Resource Sharing in Energy Communities: A Cooperative Game Approach
Ahmed S. Alahmed, Lang Tong
TL;DR
This paper formulates energy communities as cooperative games where distributed energy resources are shared behind a DSO meter under net energy metering. It analyzes two DER scheduling regimes—centralized control and decentralized local scheduling—and proves that both yield superadditive value functions and balanced games, ensuring a nonempty core and a stable grand coalition. The authors develop five ex-post payoff allocation mechanisms and compare them to an ex-ante Dynamic-NEM scheme, showing that ex-post rules may fail individual rationality under centralized scheduling while D-NEM achieves welfare-maximizing outcomes with reduced coordination. Numerical results with real data demonstrate that welfare gains grow with coalition size, favor centralized scheduling for total welfare, and highlight the trade-offs between stability, fairness, and computational complexity. The findings provide a rigorous game-theoretic basis for designing stable, fair, and scalable resource-sharing policies in energy communities.
Abstract
We analyze the overall benefits of an energy community cooperative game under which distributed energy resources (DER) are shared behind a regulated distribution utility meter under a general net energy metering (NEM) tariff. Two community DER scheduling algorithms are examined. The first is a community with centrally controlled DER, whereas the second is decentralized letting its members schedule their own DER locally.

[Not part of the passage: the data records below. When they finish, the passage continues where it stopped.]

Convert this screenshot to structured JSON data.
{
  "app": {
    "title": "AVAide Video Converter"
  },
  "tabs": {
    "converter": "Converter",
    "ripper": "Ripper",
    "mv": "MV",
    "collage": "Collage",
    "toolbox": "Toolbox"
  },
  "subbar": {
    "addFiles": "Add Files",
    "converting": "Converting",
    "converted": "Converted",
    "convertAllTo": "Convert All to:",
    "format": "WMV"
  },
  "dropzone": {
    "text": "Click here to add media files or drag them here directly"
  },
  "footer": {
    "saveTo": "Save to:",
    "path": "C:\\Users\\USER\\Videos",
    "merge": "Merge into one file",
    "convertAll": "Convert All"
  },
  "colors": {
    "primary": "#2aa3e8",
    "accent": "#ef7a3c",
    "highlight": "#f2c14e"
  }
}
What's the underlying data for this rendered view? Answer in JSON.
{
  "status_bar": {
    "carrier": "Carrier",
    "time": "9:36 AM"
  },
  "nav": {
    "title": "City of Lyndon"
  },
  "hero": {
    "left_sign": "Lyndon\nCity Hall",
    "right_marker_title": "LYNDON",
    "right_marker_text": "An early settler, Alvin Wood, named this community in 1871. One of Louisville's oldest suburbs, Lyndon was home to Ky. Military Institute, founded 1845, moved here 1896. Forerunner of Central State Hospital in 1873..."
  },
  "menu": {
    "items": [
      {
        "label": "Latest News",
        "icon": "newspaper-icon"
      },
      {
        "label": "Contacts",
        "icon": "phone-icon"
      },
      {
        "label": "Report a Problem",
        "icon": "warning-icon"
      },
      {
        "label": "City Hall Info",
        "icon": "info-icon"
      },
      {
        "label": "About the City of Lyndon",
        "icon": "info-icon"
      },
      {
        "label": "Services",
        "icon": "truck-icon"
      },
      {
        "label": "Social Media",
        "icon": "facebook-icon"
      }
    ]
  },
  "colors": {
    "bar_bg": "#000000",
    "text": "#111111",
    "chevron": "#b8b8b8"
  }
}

For both communities, we prove that the cooperative game's value function is superadditive, hence the grand coalition achieves the highest welfare. We also prove the balancedness of the cooperative game under the two DER scheduling algorithms, which means that there is a welfare re-distribution scheme that de-incentivizes players from leaving the grand coalition to form smaller ones. Lastly, we present five ex-post and an ex-ante welfare re-distribution mechanisms and evaluate them in simulation, in addition to investigating the performance of various community sizes under the two DER scheduling algorithms.